Funny how a simple thing can expose a lifetime of conditioning.
And, in this case, it was a silver teaspoon that somehow had escaped from its dark velvety prison with its extended family members tucked away in the buffet. Maybe I’d used the spoon last Christmas and forgotten to put it back. Then, just last week I stumbled across it where it had been buried beneath our bountiful store of everyday flatware spoons which were crammed in the dishwasher waiting for a good cleansing. I picked up this single silver spoon, marveled at its simple yet elegant beauty, closed my eyes, and enjoyed the weight of it in my hand. My head and my heart were flooded with visions of my mother. This was her silverware which she’d kept tucked away for only the most special occasions. This spoon had enjoyed Christmas, Thanksgiving, and Easter dinners—and scarce Sunday dinners when our family was entertaining out-of-town guests or relatives.
After these sanctioned events, the silverware would once again return into hiding along with the fine bone china. They were replaced, for ordinary days, with indestructible plastic plates and inexpensive, expendable flatware. Those other things, those special touches in life, were reserved only for rare occasions. That’s what I came to believe. And I dutifully continued the tradition after my dear mother died and the coveted wooden box of her silver treasures was placed in my hands.
I stared at the spoon. I asked myself, “What are you waiting for? Live now!”
Suddenly I zoomed into a distant future. Old, failing mobility, and the march of regrets of a life not lived fully. I zoomed back to the present. What kind of craziness was I perpetuating by leaving something so precious locked away for another, more special time? Why the hell was I afraid to make this part of my everyday life? Would I be breaking a tradition or would I be breaking free? “Live now!” The command was immediate. And within minutes the extended family of mom’s silver legacy came out of hiding and into the kitchen drawer for everyday use. And, I got a good chuckle when the velvet box became home to our faithful stainless steel flatware. Bye bye!

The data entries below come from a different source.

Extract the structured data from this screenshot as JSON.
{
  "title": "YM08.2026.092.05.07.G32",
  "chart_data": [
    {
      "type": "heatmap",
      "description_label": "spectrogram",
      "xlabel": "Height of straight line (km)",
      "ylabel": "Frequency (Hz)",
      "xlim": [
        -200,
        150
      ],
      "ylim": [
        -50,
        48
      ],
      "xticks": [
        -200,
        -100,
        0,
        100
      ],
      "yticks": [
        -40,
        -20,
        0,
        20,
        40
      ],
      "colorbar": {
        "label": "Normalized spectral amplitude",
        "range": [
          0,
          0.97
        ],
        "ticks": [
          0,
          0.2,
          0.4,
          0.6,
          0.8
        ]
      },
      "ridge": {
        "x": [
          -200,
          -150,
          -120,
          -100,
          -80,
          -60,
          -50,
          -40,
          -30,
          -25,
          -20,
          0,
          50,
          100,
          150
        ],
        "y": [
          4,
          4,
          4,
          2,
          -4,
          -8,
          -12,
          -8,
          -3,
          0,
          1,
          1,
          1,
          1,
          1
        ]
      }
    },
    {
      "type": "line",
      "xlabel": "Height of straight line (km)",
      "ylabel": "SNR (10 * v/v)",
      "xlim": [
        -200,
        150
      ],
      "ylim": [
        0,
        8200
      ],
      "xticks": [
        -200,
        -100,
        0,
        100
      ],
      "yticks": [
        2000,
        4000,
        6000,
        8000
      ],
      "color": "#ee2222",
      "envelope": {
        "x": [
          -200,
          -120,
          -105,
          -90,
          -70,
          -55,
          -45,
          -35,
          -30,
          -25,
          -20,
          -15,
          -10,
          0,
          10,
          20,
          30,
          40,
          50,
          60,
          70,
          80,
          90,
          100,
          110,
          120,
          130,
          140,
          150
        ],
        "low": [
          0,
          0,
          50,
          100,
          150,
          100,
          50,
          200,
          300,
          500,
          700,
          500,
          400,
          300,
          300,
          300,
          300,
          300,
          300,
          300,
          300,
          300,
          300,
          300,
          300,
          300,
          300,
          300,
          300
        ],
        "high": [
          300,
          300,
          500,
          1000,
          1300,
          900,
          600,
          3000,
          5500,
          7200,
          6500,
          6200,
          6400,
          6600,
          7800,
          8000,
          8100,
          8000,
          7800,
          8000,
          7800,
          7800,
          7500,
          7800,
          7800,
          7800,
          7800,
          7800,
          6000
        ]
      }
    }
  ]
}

I’ve lived so much of my life focused on an ideal future state.
Too many times I discarded the now, always rushing ahead.
As a young whippersnapper, I saw nothing but an endless highway of time. I had little motivation to challenge the status quo and take a hard look at how I was treating the only reality there was, the present moment, and whether I was infusing it with reverence.
Moving to Italy was my big “Live Now” moment!
So, I can’t say I’ve been a total fraidy cat when it comes to carpe diem. But, when I moved my worldly belongs across the Atlantic, I also moved much of my old conditioning. It’s taken me a few years, and Italy’s influence, to change many of my habits and ways of thinking. And, there comes a warning with that: when you start moving around the furniture of your life and when you start questioning your values. When you say “Live now!” things can get a little messy—especially with other people who get a bit cranky as you step out the script everyone has been following. Your stepping out the norm somehow seems to challenge their norm.
Go ahead, bring out the sterling silver!
Of course, I’m speaking more metaphorically than literally even though this post is about how a silver teaspoon brought me to my senses. What is the “silver spoon” that you’re not enjoying? What are the things that you are putting off for a more-deserving day? For many people, that day seems to keep moving further and further out, so much that many never make it to “that” day. You’ve heard the stories.
And, leave regrets by the wayside.
I easily could suffocate under a mountain of missed opportunities. I could beat myself up for eternity for not wisening up to what has been right in front of me. Both are the converse of rushing ahead to a future state.
“Regret is useless in life. It’s all in the past. All we have is now.” — Marlon Brando
A final story…
Again, this comes from my mom, who had an incredible collection of what she called her “demitasse” cups. These delicate “half cups” lived almost entirely on the top shelf in her china cabinet. I think I saw her use them half a dozen times at most. Frankly, I didn’t pay them much attention growing up. To me, they were extraneous, mere decorations. But, when she died, I was already living in Italy. So, as we were packing up her house, I saw these diminutive coffee cups in a new light. “Espresso cups!” I realized. I brought several back to Italy and ever since they’ve been making up for a lifetime of inaction. And, every time I pull a shot of espresso in one of these cups, I thank and remember Mom!
And, a final quote…
If you’ve not seen the movie “Auntie Mame” with Rosalind Russell, I highly encourage you to watch it. It’s a classic.
“Life is a banquet and most poor suckers are starving to death.” — Auntie Mame.